Day 6

Secretive Facebook project wants to turn thoughts to text

One of the hottest topics at next week's Code Conference will be Facebook's efforts to connect technology directly to our bodies, including a way to translate thoughts directly into text.
A Bonavista mother took to social media to defend her son who plead guilty to charges of forcible confinement and sexual interference. (Dado Ruvic/Illustration/File Photo/Reuters)

Facebook already knows who your friends are and what you like. But in the not too distant future, the company may also know your thoughts.

The social media company's research division, Building 8, announced at the F8 conference in April that it's been working on a device that would be able to translate thoughts to text at a rate of 100 words per minute. The average person types between 38 and 40 words per minute.

Regina Dugan, head of Building 8, called their design a "silent speech interface" able to skip past fumbling thumbs straight to words appearing on the screen.

"If you've dictated to Siri, imagine the same thing but without you speaking outside," Mark Chevillet told the Verge in April. Chevillet is the interface's technical lead.

Dugan and Chevillet say that their design would be external, using a sensor that wouldn't need to be implanted into a human brain — and won't translate all of your darkest thoughts to text either.

The sensor would use optical imaging, a technique similar to X-rays. It uses visible light and photons as means to precisely read signals from the brain.

Dugan said during her F8 keynote that the sensor would be able to differentiate between ideas you want to communicate and thoughts you'd rather keep private.

                     

High ambition, but straightforward aims

While details beyond that outline have been scant, technology journalist April Glaser describes the intent behind the project as straightforward.

"Facebook wants to make money," Glaser tells Day 6 host Brent Bambury.

"They do that by advertising things to us that are really hyper focused on what we signal we're interested in by the amount of time we've spent on a page or the things we say we like or the things we navigate to."

She also notes that the implications of such a technology in Facebook's hands are staggering, despite promises to keep personal privacy intact.

"Transparency's going to be huge here. People are going to want to know what data is being collected at all times and Facebook should be really careful about what they collect," she says.

Dugan, vice president of engineering of Building 8 at Facebook, speaks on stage during the second day of the annual Facebook F8 developers conference in San Jose, California, U.S. (Stephen Lam/Reuters)

Glaser reports for the technology news website ReCode, which is holding the invitation-only Code Conference in Rancho Palos Verdes, California on May 30 to June 1 this year.

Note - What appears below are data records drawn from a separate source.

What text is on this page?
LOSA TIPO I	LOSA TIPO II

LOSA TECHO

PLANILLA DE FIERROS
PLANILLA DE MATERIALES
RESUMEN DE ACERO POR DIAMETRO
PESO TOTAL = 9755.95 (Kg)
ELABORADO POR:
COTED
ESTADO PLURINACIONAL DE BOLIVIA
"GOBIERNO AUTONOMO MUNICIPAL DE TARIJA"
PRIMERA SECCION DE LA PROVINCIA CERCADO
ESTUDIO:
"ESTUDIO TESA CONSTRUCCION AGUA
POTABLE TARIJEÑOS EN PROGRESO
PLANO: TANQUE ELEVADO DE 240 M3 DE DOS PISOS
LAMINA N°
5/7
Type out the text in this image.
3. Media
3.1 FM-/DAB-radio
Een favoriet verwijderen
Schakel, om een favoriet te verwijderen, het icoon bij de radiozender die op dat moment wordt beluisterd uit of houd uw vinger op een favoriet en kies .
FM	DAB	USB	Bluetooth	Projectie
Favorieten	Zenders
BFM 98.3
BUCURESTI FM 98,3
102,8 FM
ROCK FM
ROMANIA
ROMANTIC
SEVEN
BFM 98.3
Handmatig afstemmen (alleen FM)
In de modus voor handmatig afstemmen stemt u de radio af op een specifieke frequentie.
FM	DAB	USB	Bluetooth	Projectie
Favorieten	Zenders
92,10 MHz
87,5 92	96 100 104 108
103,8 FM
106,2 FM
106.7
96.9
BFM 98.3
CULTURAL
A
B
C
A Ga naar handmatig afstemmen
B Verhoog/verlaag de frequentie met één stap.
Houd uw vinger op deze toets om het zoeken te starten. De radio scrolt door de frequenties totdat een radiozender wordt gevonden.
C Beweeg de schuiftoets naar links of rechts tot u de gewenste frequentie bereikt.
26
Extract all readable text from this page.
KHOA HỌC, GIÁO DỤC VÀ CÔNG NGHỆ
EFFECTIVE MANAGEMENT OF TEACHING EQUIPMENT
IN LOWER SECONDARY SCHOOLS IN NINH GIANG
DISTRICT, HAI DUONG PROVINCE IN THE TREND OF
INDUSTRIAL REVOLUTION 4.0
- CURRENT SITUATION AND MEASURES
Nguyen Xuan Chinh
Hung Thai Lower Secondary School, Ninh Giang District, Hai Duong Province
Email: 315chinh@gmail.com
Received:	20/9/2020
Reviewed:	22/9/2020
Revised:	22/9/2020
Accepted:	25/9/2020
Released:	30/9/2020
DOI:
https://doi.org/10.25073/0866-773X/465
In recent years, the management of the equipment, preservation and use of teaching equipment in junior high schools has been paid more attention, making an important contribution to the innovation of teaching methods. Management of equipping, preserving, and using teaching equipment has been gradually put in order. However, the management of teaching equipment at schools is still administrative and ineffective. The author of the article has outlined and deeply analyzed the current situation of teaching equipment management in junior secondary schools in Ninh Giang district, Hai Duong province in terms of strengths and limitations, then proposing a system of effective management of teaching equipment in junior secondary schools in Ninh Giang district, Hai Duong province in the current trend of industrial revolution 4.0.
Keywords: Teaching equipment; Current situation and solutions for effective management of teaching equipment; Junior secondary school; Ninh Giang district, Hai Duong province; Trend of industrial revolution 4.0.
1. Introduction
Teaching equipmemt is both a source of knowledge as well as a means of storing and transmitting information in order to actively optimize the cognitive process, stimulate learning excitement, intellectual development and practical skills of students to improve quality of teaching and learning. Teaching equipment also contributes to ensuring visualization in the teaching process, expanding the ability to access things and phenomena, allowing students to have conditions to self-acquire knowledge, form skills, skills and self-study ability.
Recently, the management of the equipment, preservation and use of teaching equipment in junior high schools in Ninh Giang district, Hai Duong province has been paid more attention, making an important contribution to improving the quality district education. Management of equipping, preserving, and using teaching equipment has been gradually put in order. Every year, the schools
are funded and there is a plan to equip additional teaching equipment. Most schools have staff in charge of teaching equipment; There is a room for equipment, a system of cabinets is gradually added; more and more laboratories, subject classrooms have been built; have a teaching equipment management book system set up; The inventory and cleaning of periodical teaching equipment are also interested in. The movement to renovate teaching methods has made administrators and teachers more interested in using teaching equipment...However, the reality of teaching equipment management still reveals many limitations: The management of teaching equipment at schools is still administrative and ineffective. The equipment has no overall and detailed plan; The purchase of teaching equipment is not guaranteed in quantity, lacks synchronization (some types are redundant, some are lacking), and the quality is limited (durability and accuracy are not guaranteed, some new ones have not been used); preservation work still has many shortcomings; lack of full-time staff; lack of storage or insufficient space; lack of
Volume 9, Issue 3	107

The conference is meant to provide organizations as different as Microsoft and the New York Times an opportunity to reflect on the societal impact of current and upcoming technologies.

                     

Thought to text remains on the mind

Translating thought to text, or other means of wordlessly communicating with machines, will likely be a topic of discussion given how Facebook isn't the only company working on a solution.  

Tesla's chief executive Elon Musk launched another company called Neuralink, with the intent of building brain implants that will help humans interact with computers as means of competing with the potential power of artificial intelligence.

"Your output level is so low, particularly on a phone, your two thumbs just tapping away," said Musk at a conference in June, according to the Wall Street Journal.

Neuralink's implants would be more invasive, but Facebook's Dugan referred to traditional modes of human interaction in similar terms, calling speech a "compression algorithm, and a lossy one at that."

Facebook Founder and CEO Mark Zuckerberg exits the stage during the annual Facebook F8 developers conference in San Jose, Calif. (Stephen Lam/Reuters)

"Facebook is thinking of all of the different ways that we can receive and transmit information with as little effort as possible, or with as little interfacing with machines," Glaser says of Facebook's design.

With that capability comes ethical concerns, few of which are clear this early in development.

      

Too early to know the consequences

"It's not a matter of having malicious intent. It's a matter of not thinking through all of the different ways this technology can go awry," says Glaser.

Facebook has said the company will build a panel of ethicists and academics to help guide the project.

Dugan has made no promises as to when they'll have a device they can bring to market, however all Building 8 projects have two-year deadlines. 

Attendees watch during a keynote on the second day of the annual Facebook F8 developers conference in San Jose, Calif. (Stephen Lam/Reuters)

Building 8 is simultaneously working on another device that could help translate thoughts into physical sensations. Essentially, it would use clothing to send frequencies through the skin that a person could interpret as ideas.

While these projects will likely not be available publicly in the immediate future, they represent Facebook's desire in the long run to make communication seamless, overriding language and vocabulary, and also improve the company's bottom line.

"It's a very different world than the one we live in now, but they're thinking in those terms," Glaser says.